Social Anxiety and Self-Esteem
October 11th, 2006 by Aaron
I’ve always had low self-esteem. I’ve tried at various times to pretend that I don’t, that it’s just a particular run of bad luck and that’ll be much happier with myself when I’m doing better. But the truth is I’ve never felt all that positively towards who I am.
I read recently in the Social Anxiety Institute’s Social Anxiety Mailing List, mentioned by Dashh (with a link to sign up) in a recent comment, that low self-esteem and a lack of self-confidence can be caused by social anxiety. I had always assumed that they all sprung from the same ground. Or honestly, I assumed having low self-esteem was why I have social anxiety and lack confidence. It’s interesting to consider it as happening the other way around.
One of the main problems of social anxiety is the constant feeling of letting myself down and certainly that must be a huge factor in how I feel towards myself. But, also, whenever I do manage to push through a little and talk to people I surge with confidence. As I mentioned earlier, something as simple as anticipating and following through with one positive social interaction helps my confidence immeasurably.
This creates an interesting moment of hope. The idea that working through social anxiety might do much more than simply make me capable of talking to people more freely.
Of course, much of the confidence gained from a good encounter can be undone if followed up by social situations that go badly. I have found that over time bad encounters bother me less, but I am assuming this has to do with becoming more self-conscious of SAD and being aware enough to remind myself not to put much stock in my terribly negative interpretations of events.
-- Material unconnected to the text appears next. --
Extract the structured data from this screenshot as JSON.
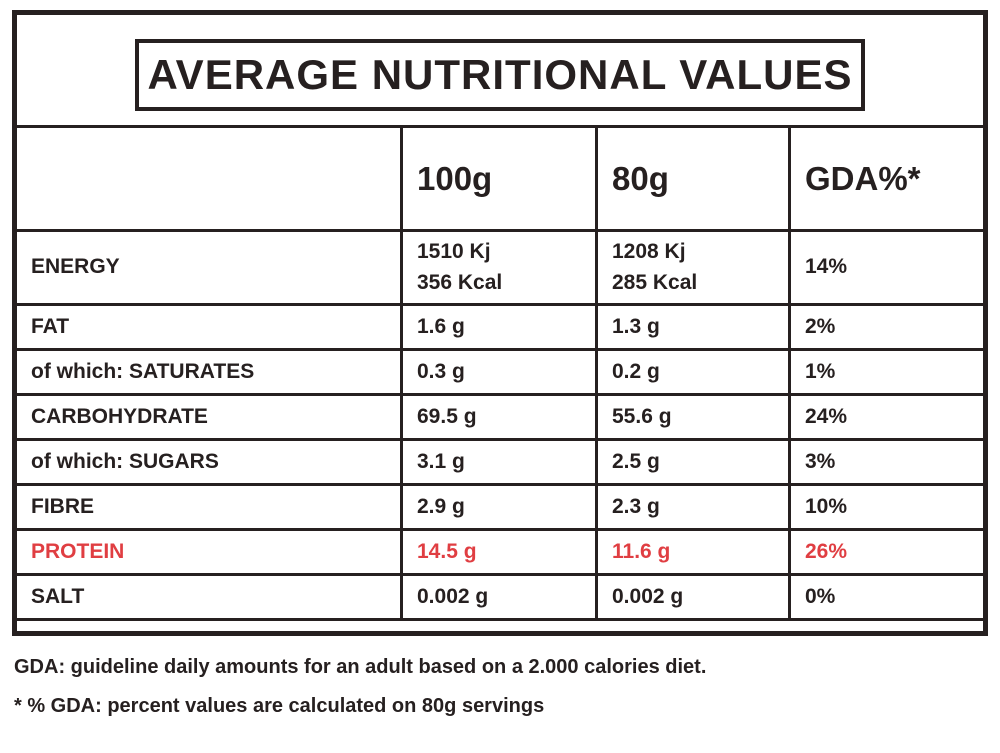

But those darkly negative interpretations have long been with me, something I remember very well from what you might call my formative years. Knowing that those interpretations are a common symptom of social anxiety I can really see how social anxiety could be why I have low self-esteem and not just a product of low self-esteem.
But if SAD does not come from low self-esteem, where does it come from? And in trying to deal with social anxiety, how much does understanding where it came from matter?



Gus wrote on 10/12/06 at 10:27 pm :
Hi Aaron, interesting post, maybe you can check my blog, I posted some of the facts I have found about my social anxiety symptoms when I was a child.
I am wondering if you find similar things in your life? It would be interesting to know several cases of people with social anxiety during their childhood, would we find similar facts?
This is my blog:
http://socialanxietyblog.blogspot.com/
Aaron wrote on 10/15/06 at 9:53 am :
Thanks for the link and info. I’ll be checking the blog out. It’s a topic well worth exploring.
Ryan Oelke wrote on 10/16/06 at 4:37 pm :
hmmm, tough question. seems like a “chicken and egg” question, but valid nonetheless. I haven’t seen much solid research on the roots of social anxiety, only general possibilities. As for me, I’ve spent my whole life experiencing it - so far as I can remember - so I have no clue:) But the two do seem to be independent for me, although completely intertwined. I notice that my self-confidence and self-esteem in general can increase tremendously, regardless of social anxiety. But social anxiety and self-esteem influence each other. SA can lower my self-esteem and if I’m experiencing lower self-esteem I can be more anxious.
Gus wrote on 10/18/06 at 7:11 pm :
Aaron, Ryan, I have been in therapy for almost a year now, we are working on the origins of my SA, trying to find out where it comes from. We did work on the symptoms for a while, things like how I was dealing with my SA everyday and how I felt. Now me and my therapist are more focused on where does it comes from, what originated it. I have found very interesting things related to the way my mother raised me and the type of relationship we stablished, I have been able to relate my SA with my childhood, what I noticed is that what I feel now is what I felt as a child, I was not able to construct a positive relationship with others in my childhood because of the agressive relationship with my mother, I learned through her that people were agressive and that they could harm me, that was the message I got from her… so all of that is in my blog, if you guys want to check it, I was just wondering what was your child story like ? What happend there, do you find any common facts?